As such, they have a warning system, sort of.

In classic disaster-movie fashion, our hero Kristian—one day away from moving to the big city for an oil job—spots an anomaly in the measuring devices used on the mountain, and goes from being obsessed (his usual mode) to panicky, getting him in hot water with his ridiculously beautiful wife Idun and his diffident teen son, Sondre. Fortunately, his little girl still loves him, and he ends up crashing with her in his empty old house while Idun and Sondre stay at local hotel (sea level: 1m, the captions ominously inform us).

Norwegian women. Why did the Vikings ever leave home?
I think we know who has the upper hand, aesthetically, in this relationship.

Well, it turns out he’s completely wrong and he moves to the big city the next day.

Ha! As if.

Naturally, that night—his warnings have at least encouraged his old team to take serious enough to do a round-the-clock-watch—the mountain collapses and the entire town of Gerainger must find its way up to 85m or higher, if they want to survive. In the next ten minutes. (Which, really, isn’t nearly enough time. A good disaster movie needs a little more lead. But, in this case, factual.)

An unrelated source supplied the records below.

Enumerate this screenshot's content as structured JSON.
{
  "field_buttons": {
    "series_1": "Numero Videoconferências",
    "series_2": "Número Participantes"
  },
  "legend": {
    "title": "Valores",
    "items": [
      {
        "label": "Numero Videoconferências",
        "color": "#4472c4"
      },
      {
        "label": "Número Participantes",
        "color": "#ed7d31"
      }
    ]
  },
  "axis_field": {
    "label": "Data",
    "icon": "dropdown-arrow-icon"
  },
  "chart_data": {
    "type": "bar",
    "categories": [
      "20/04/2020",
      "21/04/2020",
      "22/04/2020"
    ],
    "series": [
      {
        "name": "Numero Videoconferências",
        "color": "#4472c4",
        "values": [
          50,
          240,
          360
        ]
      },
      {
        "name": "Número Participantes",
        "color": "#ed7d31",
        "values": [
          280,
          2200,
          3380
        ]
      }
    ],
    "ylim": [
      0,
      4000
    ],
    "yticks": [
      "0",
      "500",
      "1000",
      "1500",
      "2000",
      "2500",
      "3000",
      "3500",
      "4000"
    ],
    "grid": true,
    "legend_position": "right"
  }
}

What follows is a suspenseful (and occasionally horrific) set of events that test the various characters’ mettle. In true disaster/horror movie style, anyone can die at any time, and surviving the event doesn’t mean you’ll survive the aftermath. That said, this isn’t a “classic” disaster movie in the mold of Irwin Allen, where a large group of diverse characters are thrust together and learn to survive while learning that our differences are not so great. First of all, the diversity consists of a couple of Danes. (Everyone else is Norwegian, duh.) 

It works!
Norwegian CGI.

Not that there’s anything wrong with that. The movie comes in at a tight 100 minutes, with none of it wasted. The characters are well established, briefly, with tiny vignettes and incidents giving us something to hang our hats on. Idun, for example, establishes she’s a resourceful character early on while resolving a plumbing incident. Sondre stays at the hotel partly because he’s pissed at his dad, but also at least partly there’s a cute girl working the desk next his mom. There’s an implication that Kristian is materialistic and Idun is spiritualistic, though not gone into much. We get neighbors who like the family, and co-workers who like Kristian but find him a bit of a pain in the ass.

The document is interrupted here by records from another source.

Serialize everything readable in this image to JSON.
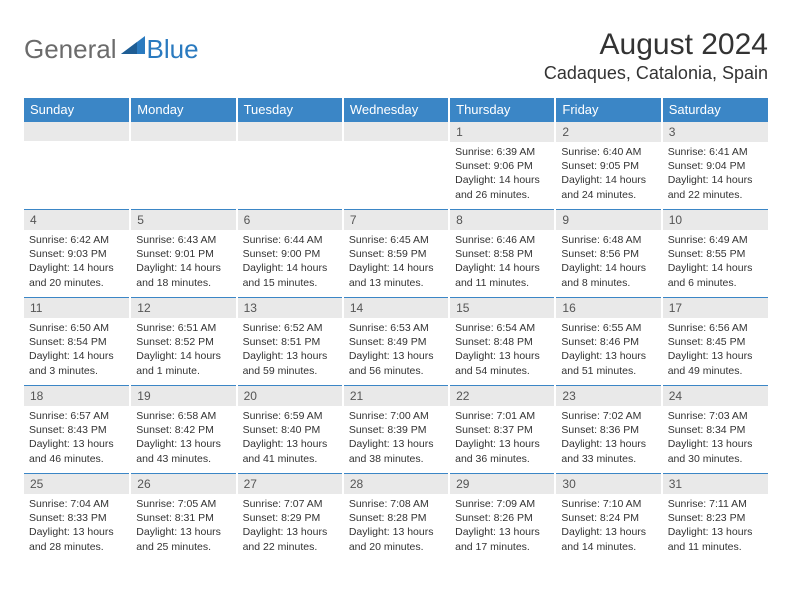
{
  "logo": {
    "general": "General",
    "blue": "Blue"
  },
  "title": "August 2024",
  "location": "Cadaques, Catalonia, Spain",
  "colors": {
    "header_bg": "#3b86c6",
    "header_text": "#ffffff",
    "daynum_bg": "#e9e9e9",
    "border_top": "#3b86c6",
    "body_text": "#333333",
    "logo_gray": "#6b6b6b",
    "logo_blue": "#2a7abf"
  },
  "weekdays": [
    "Sunday",
    "Monday",
    "Tuesday",
    "Wednesday",
    "Thursday",
    "Friday",
    "Saturday"
  ],
  "weeks": [
    [
      {
        "num": "",
        "sunrise": "",
        "sunset": "",
        "daylight": ""
      },
      {
        "num": "",
        "sunrise": "",
        "sunset": "",
        "daylight": ""
      },
      {
        "num": "",
        "sunrise": "",
        "sunset": "",
        "daylight": ""
      },
      {
        "num": "",
        "sunrise": "",
        "sunset": "",
        "daylight": ""
      },
      {
        "num": "1",
        "sunrise": "Sunrise: 6:39 AM",
        "sunset": "Sunset: 9:06 PM",
        "daylight": "Daylight: 14 hours and 26 minutes."
      },
      {
        "num": "2",
        "sunrise": "Sunrise: 6:40 AM",
        "sunset": "Sunset: 9:05 PM",
        "daylight": "Daylight: 14 hours and 24 minutes."
      },
      {
        "num": "3",
        "sunrise": "Sunrise: 6:41 AM",
        "sunset": "Sunset: 9:04 PM",
        "daylight": "Daylight: 14 hours and 22 minutes."
      }
    ],
    [
      {
        "num": "4",
        "sunrise": "Sunrise: 6:42 AM",
        "sunset": "Sunset: 9:03 PM",
        "daylight": "Daylight: 14 hours and 20 minutes."
      },
      {
        "num": "5",
        "sunrise": "Sunrise: 6:43 AM",
        "sunset": "Sunset: 9:01 PM",
        "daylight": "Daylight: 14 hours and 18 minutes."
      },
      {
        "num": "6",
        "sunrise": "Sunrise: 6:44 AM",
        "sunset": "Sunset: 9:00 PM",
        "daylight": "Daylight: 14 hours and 15 minutes."
      },
      {
        "num": "7",
        "sunrise": "Sunrise: 6:45 AM",
        "sunset": "Sunset: 8:59 PM",
        "daylight": "Daylight: 14 hours and 13 minutes."
      },
      {
        "num": "8",
        "sunrise": "Sunrise: 6:46 AM",
        "sunset": "Sunset: 8:58 PM",
        "daylight": "Daylight: 14 hours and 11 minutes."
      },
      {
        "num": "9",
        "sunrise": "Sunrise: 6:48 AM",
        "sunset": "Sunset: 8:56 PM",
        "daylight": "Daylight: 14 hours and 8 minutes."
      },
      {
        "num": "10",
        "sunrise": "Sunrise: 6:49 AM",
        "sunset": "Sunset: 8:55 PM",
        "daylight": "Daylight: 14 hours and 6 minutes."
      }
    ],
    [
      {
        "num": "11",
        "sunrise": "Sunrise: 6:50 AM",
        "sunset": "Sunset: 8:54 PM",
        "daylight": "Daylight: 14 hours and 3 minutes."
      },
      {
        "num": "12",
        "sunrise": "Sunrise: 6:51 AM",
        "sunset": "Sunset: 8:52 PM",
        "daylight": "Daylight: 14 hours and 1 minute."
      },
      {
        "num": "13",
        "sunrise": "Sunrise: 6:52 AM",
        "sunset": "Sunset: 8:51 PM",
        "daylight": "Daylight: 13 hours and 59 minutes."
      },
      {
        "num": "14",
        "sunrise": "Sunrise: 6:53 AM",
        "sunset": "Sunset: 8:49 PM",
        "daylight": "Daylight: 13 hours and 56 minutes."
      },
      {
        "num": "15",
        "sunrise": "Sunrise: 6:54 AM",
        "sunset": "Sunset: 8:48 PM",
        "daylight": "Daylight: 13 hours and 54 minutes."
      },
      {
        "num": "16",
        "sunrise": "Sunrise: 6:55 AM",
        "sunset": "Sunset: 8:46 PM",
        "daylight": "Daylight: 13 hours and 51 minutes."
      },
      {
        "num": "17",
        "sunrise": "Sunrise: 6:56 AM",
        "sunset": "Sunset: 8:45 PM",
        "daylight": "Daylight: 13 hours and 49 minutes."
      }
    ],
    [
      {
        "num": "18",
        "sunrise": "Sunrise: 6:57 AM",
        "sunset": "Sunset: 8:43 PM",
        "daylight": "Daylight: 13 hours and 46 minutes."
      },
      {
        "num": "19",
        "sunrise": "Sunrise: 6:58 AM",
        "sunset": "Sunset: 8:42 PM",
        "daylight": "Daylight: 13 hours and 43 minutes."
      },
      {
        "num": "20",
        "sunrise": "Sunrise: 6:59 AM",
        "sunset": "Sunset: 8:40 PM",
        "daylight": "Daylight: 13 hours and 41 minutes."
      },
      {
        "num": "21",
        "sunrise": "Sunrise: 7:00 AM",
        "sunset": "Sunset: 8:39 PM",
        "daylight": "Daylight: 13 hours and 38 minutes."
      },
      {
        "num": "22",
        "sunrise": "Sunrise: 7:01 AM",
        "sunset": "Sunset: 8:37 PM",
        "daylight": "Daylight: 13 hours and 36 minutes."
      },
      {
        "num": "23",
        "sunrise": "Sunrise: 7:02 AM",
        "sunset": "Sunset: 8:36 PM",
        "daylight": "Daylight: 13 hours and 33 minutes."
      },
      {
        "num": "24",
        "sunrise": "Sunrise: 7:03 AM",
        "sunset": "Sunset: 8:34 PM",
        "daylight": "Daylight: 13 hours and 30 minutes."
      }
    ],
    [
      {
        "num": "25",
        "sunrise": "Sunrise: 7:04 AM",
        "sunset": "Sunset: 8:33 PM",
        "daylight": "Daylight: 13 hours and 28 minutes."
      },
      {
        "num": "26",
        "sunrise": "Sunrise: 7:05 AM",
        "sunset": "Sunset: 8:31 PM",
        "daylight": "Daylight: 13 hours and 25 minutes."
      },
      {
        "num": "27",
        "sunrise": "Sunrise: 7:07 AM",
        "sunset": "Sunset: 8:29 PM",
        "daylight": "Daylight: 13 hours and 22 minutes."
      },
      {
        "num": "28",
        "sunrise": "Sunrise: 7:08 AM",
        "sunset": "Sunset: 8:28 PM",
        "daylight": "Daylight: 13 hours and 20 minutes."
      },
      {
        "num": "29",
        "sunrise": "Sunrise: 7:09 AM",
        "sunset": "Sunset: 8:26 PM",
        "daylight": "Daylight: 13 hours and 17 minutes."
      },
      {
        "num": "30",
        "sunrise": "Sunrise: 7:10 AM",
        "sunset": "Sunset: 8:24 PM",
        "daylight": "Daylight: 13 hours and 14 minutes."
      },
      {
        "num": "31",
        "sunrise": "Sunrise: 7:11 AM",
        "sunset": "Sunset: 8:23 PM",
        "daylight": "Daylight: 13 hours and 11 minutes."
      }
    ]
  ]
}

Just little bits here-and-there that make it possible for the viewer to hang his hat on. Similarly, choices are made, as they must be in this sort of film, and a decision to act heroically over here may result in a lot of deaths over there. The movie doesn’t hammer these home, staying focused on Kristian’s family for the most part, but their presence in the background fleshes things out in a way that suggests the filmmakers cared.

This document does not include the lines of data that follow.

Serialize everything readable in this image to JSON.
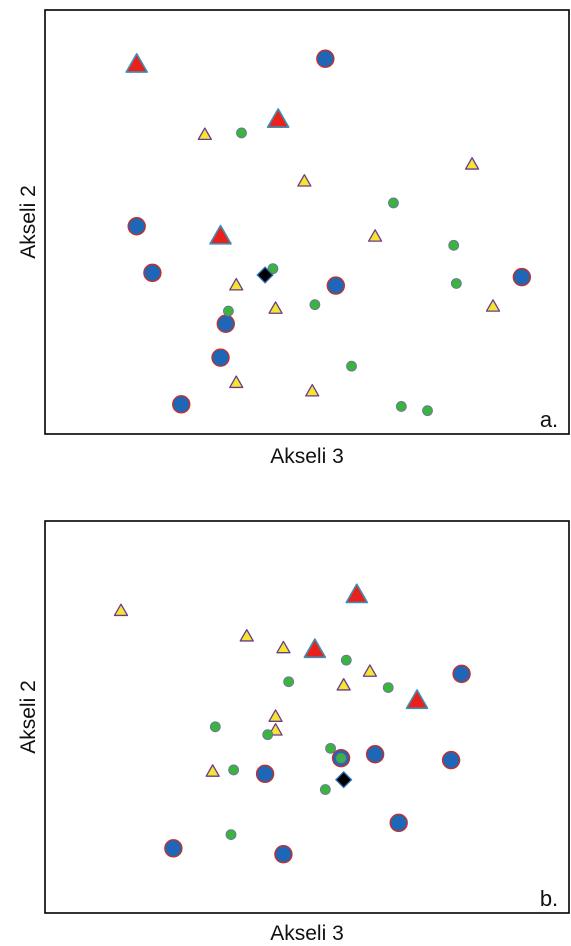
{
  "colors": {
    "blue_circle_fill": "#1f66b6",
    "blue_circle_stroke": "#c0322e",
    "red_triangle_fill": "#e8211d",
    "red_triangle_stroke": "#3f8fb5",
    "yellow_triangle_fill": "#f2e630",
    "yellow_triangle_stroke": "#6b3a8c",
    "green_dot_fill": "#3cb33e",
    "green_dot_stroke": "#6d6fa6",
    "diamond_fill": "#000000",
    "diamond_stroke": "#2e6fb5",
    "frame": "#000000"
  },
  "chart_data": [
    {
      "type": "scatter",
      "panel_label": "a.",
      "xlabel": "Akseli 3",
      "ylabel": "Akseli 2",
      "xlim": [
        0,
        100
      ],
      "ylim": [
        0,
        100
      ],
      "grid": false,
      "legend": "none",
      "series": [
        {
          "marker": "large-blue-circle",
          "points": [
            [
              53.5,
              88.5
            ],
            [
              17.5,
              49
            ],
            [
              20.5,
              38
            ],
            [
              34.5,
              26
            ],
            [
              33.5,
              18
            ],
            [
              26,
              7
            ],
            [
              55.5,
              35
            ],
            [
              91,
              37
            ]
          ]
        },
        {
          "marker": "large-red-triangle",
          "points": [
            [
              17.5,
              87
            ],
            [
              44.5,
              74
            ],
            [
              33.5,
              46.5
            ]
          ]
        },
        {
          "marker": "small-yellow-triangle",
          "points": [
            [
              30.5,
              70.5
            ],
            [
              49.5,
              59.5
            ],
            [
              63,
              46.5
            ],
            [
              81.5,
              63.5
            ],
            [
              36.5,
              35
            ],
            [
              44,
              29.5
            ],
            [
              36.5,
              12
            ],
            [
              51,
              10
            ],
            [
              85.5,
              30
            ]
          ]
        },
        {
          "marker": "small-green-dot",
          "points": [
            [
              37.5,
              71
            ],
            [
              66.5,
              54.5
            ],
            [
              78,
              44.5
            ],
            [
              43.5,
              39
            ],
            [
              35,
              29
            ],
            [
              51.5,
              30.5
            ],
            [
              58.5,
              16
            ],
            [
              68,
              6.5
            ],
            [
              73,
              5.5
            ],
            [
              78.5,
              35.5
            ]
          ]
        },
        {
          "marker": "black-diamond",
          "points": [
            [
              42,
              37.5
            ]
          ]
        }
      ]
    },
    {
      "type": "scatter",
      "panel_label": "b.",
      "xlabel": "Akseli 3",
      "ylabel": "Akseli 2",
      "xlim": [
        0,
        100
      ],
      "ylim": [
        0,
        100
      ],
      "grid": false,
      "legend": "none",
      "series": [
        {
          "marker": "large-blue-circle",
          "points": [
            [
              79.5,
              61
            ],
            [
              63,
              40.5
            ],
            [
              56.5,
              39.5
            ],
            [
              77.5,
              39
            ],
            [
              42,
              35.5
            ],
            [
              67.5,
              23
            ],
            [
              24.5,
              16.5
            ],
            [
              45.5,
              15
            ]
          ]
        },
        {
          "marker": "large-red-triangle",
          "points": [
            [
              59.5,
              81
            ],
            [
              51.5,
              67
            ],
            [
              71,
              54
            ]
          ]
        },
        {
          "marker": "small-yellow-triangle",
          "points": [
            [
              14.5,
              77
            ],
            [
              38.5,
              70.5
            ],
            [
              45.5,
              67.5
            ],
            [
              62,
              61.5
            ],
            [
              57,
              58
            ],
            [
              44,
              50
            ],
            [
              44,
              46.5
            ],
            [
              32,
              36
            ]
          ]
        },
        {
          "marker": "small-green-dot",
          "points": [
            [
              57.5,
              64.5
            ],
            [
              46.5,
              59
            ],
            [
              65.5,
              57.5
            ],
            [
              32.5,
              47.5
            ],
            [
              42.5,
              45.5
            ],
            [
              54.5,
              42
            ],
            [
              56.5,
              39.5
            ],
            [
              36,
              36.5
            ],
            [
              53.5,
              31.5
            ],
            [
              35.5,
              20
            ]
          ]
        },
        {
          "marker": "black-diamond",
          "points": [
            [
              57,
              34
            ]
          ]
        }
      ]
    }
  ]
}
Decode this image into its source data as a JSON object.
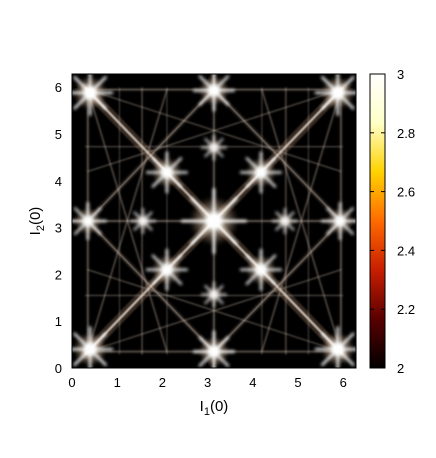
{
  "chart_data": {
    "type": "heatmap",
    "title": "",
    "xlabel": {
      "main": "I",
      "sub": "1",
      "tail": "(0)"
    },
    "ylabel": {
      "main": "I",
      "sub": "2",
      "tail": "(0)"
    },
    "xlim": [
      0,
      6.283
    ],
    "ylim": [
      0,
      6.283
    ],
    "xticks": [
      0,
      1,
      2,
      3,
      4,
      5,
      6
    ],
    "yticks": [
      0,
      1,
      2,
      3,
      4,
      5,
      6
    ],
    "colorbar": {
      "range": [
        2,
        3
      ],
      "ticks": [
        "2",
        "2.2",
        "2.4",
        "2.6",
        "2.8",
        "3"
      ],
      "colors": [
        "#000000",
        "#5a0000",
        "#c81e00",
        "#ff6a00",
        "#ffd200",
        "#ffffc8",
        "#ffffff"
      ]
    },
    "background_color": "#000000",
    "pattern": {
      "lines": [
        {
          "from": [
            0.3,
            0.3
          ],
          "to": [
            5.98,
            5.98
          ],
          "strength": 0.85
        },
        {
          "from": [
            0.3,
            5.98
          ],
          "to": [
            5.98,
            0.3
          ],
          "strength": 0.85
        },
        {
          "from": [
            3.14,
            0.0
          ],
          "to": [
            3.14,
            6.28
          ],
          "strength": 0.3
        },
        {
          "from": [
            0.0,
            3.14
          ],
          "to": [
            6.28,
            3.14
          ],
          "strength": 0.3
        },
        {
          "from": [
            0.35,
            0.3
          ],
          "to": [
            0.35,
            5.98
          ],
          "strength": 0.28
        },
        {
          "from": [
            5.95,
            0.3
          ],
          "to": [
            5.95,
            5.98
          ],
          "strength": 0.28
        },
        {
          "from": [
            0.3,
            0.35
          ],
          "to": [
            5.98,
            0.35
          ],
          "strength": 0.28
        },
        {
          "from": [
            0.3,
            5.95
          ],
          "to": [
            5.98,
            5.95
          ],
          "strength": 0.28
        },
        {
          "from": [
            0.35,
            3.14
          ],
          "to": [
            3.14,
            5.95
          ],
          "strength": 0.4
        },
        {
          "from": [
            3.14,
            5.95
          ],
          "to": [
            5.95,
            3.14
          ],
          "strength": 0.4
        },
        {
          "from": [
            5.95,
            3.14
          ],
          "to": [
            3.14,
            0.35
          ],
          "strength": 0.4
        },
        {
          "from": [
            3.14,
            0.35
          ],
          "to": [
            0.35,
            3.14
          ],
          "strength": 0.4
        },
        {
          "from": [
            1.55,
            0.3
          ],
          "to": [
            1.55,
            5.98
          ],
          "strength": 0.18
        },
        {
          "from": [
            4.73,
            0.3
          ],
          "to": [
            4.73,
            5.98
          ],
          "strength": 0.18
        },
        {
          "from": [
            0.3,
            1.55
          ],
          "to": [
            5.98,
            1.55
          ],
          "strength": 0.15
        },
        {
          "from": [
            0.3,
            4.73
          ],
          "to": [
            5.98,
            4.73
          ],
          "strength": 0.15
        },
        {
          "from": [
            0.35,
            0.35
          ],
          "to": [
            2.1,
            5.95
          ],
          "strength": 0.2
        },
        {
          "from": [
            5.95,
            0.35
          ],
          "to": [
            4.2,
            5.95
          ],
          "strength": 0.2
        },
        {
          "from": [
            0.35,
            5.95
          ],
          "to": [
            2.1,
            0.35
          ],
          "strength": 0.2
        },
        {
          "from": [
            5.95,
            5.95
          ],
          "to": [
            4.2,
            0.35
          ],
          "strength": 0.2
        },
        {
          "from": [
            0.35,
            0.35
          ],
          "to": [
            5.95,
            2.1
          ],
          "strength": 0.16
        },
        {
          "from": [
            0.35,
            5.95
          ],
          "to": [
            5.95,
            4.2
          ],
          "strength": 0.16
        },
        {
          "from": [
            0.35,
            2.1
          ],
          "to": [
            5.95,
            0.35
          ],
          "strength": 0.16
        },
        {
          "from": [
            0.35,
            4.2
          ],
          "to": [
            5.95,
            5.95
          ],
          "strength": 0.16
        },
        {
          "from": [
            1.05,
            0.3
          ],
          "to": [
            1.05,
            5.98
          ],
          "strength": 0.1
        },
        {
          "from": [
            5.23,
            0.3
          ],
          "to": [
            5.23,
            5.98
          ],
          "strength": 0.1
        },
        {
          "from": [
            2.1,
            0.3
          ],
          "to": [
            2.1,
            5.98
          ],
          "strength": 0.1
        },
        {
          "from": [
            4.2,
            0.3
          ],
          "to": [
            4.2,
            5.98
          ],
          "strength": 0.1
        }
      ],
      "hotspots": [
        {
          "x": 3.14,
          "y": 3.14,
          "r": 0.32,
          "strength": 1.0
        },
        {
          "x": 0.4,
          "y": 0.4,
          "r": 0.22,
          "strength": 1.0
        },
        {
          "x": 5.88,
          "y": 0.4,
          "r": 0.22,
          "strength": 1.0
        },
        {
          "x": 0.4,
          "y": 5.88,
          "r": 0.22,
          "strength": 1.0
        },
        {
          "x": 5.88,
          "y": 5.88,
          "r": 0.22,
          "strength": 1.0
        },
        {
          "x": 3.14,
          "y": 0.35,
          "r": 0.2,
          "strength": 0.95
        },
        {
          "x": 3.14,
          "y": 5.93,
          "r": 0.2,
          "strength": 0.95
        },
        {
          "x": 0.35,
          "y": 3.14,
          "r": 0.18,
          "strength": 0.85
        },
        {
          "x": 5.93,
          "y": 3.14,
          "r": 0.18,
          "strength": 0.85
        },
        {
          "x": 2.1,
          "y": 2.1,
          "r": 0.2,
          "strength": 0.9
        },
        {
          "x": 4.18,
          "y": 2.1,
          "r": 0.2,
          "strength": 0.9
        },
        {
          "x": 2.1,
          "y": 4.18,
          "r": 0.2,
          "strength": 0.9
        },
        {
          "x": 4.18,
          "y": 4.18,
          "r": 0.2,
          "strength": 0.9
        },
        {
          "x": 1.57,
          "y": 3.14,
          "r": 0.12,
          "strength": 0.7
        },
        {
          "x": 4.71,
          "y": 3.14,
          "r": 0.12,
          "strength": 0.7
        },
        {
          "x": 3.14,
          "y": 1.57,
          "r": 0.12,
          "strength": 0.7
        },
        {
          "x": 3.14,
          "y": 4.71,
          "r": 0.12,
          "strength": 0.7
        }
      ]
    }
  }
}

Fine performances from Kristofer Joner (who was the lead in that After Dark horror movie, Hidden!) and Ane Dahl Torp (Dead Snow) as Kristian and Idun, respectively, as well as for the two kids. Effective score by Magnus Beite (Escape, Ragnarok).

Overall, it’s a fine film. A nail-biter. You really don’t know who’s going to live or die. There’s a kind of shocking murder right in the heat of action. Perfectly understandable but shocking nonetheless.

The Boy and I both liked it, and are at a loss to explain the low audience rating (currently at 65% and falling!) for this. The critics rating is falling, too, but it’s currently at 80% which is closer to where we’d put it.

Honestly, the scenery alone makes it worth checking out.

Cold, but nice.
I don’t know if this is actually from the movie or just a shot of Gerainger, but it’s nice, isn’t it?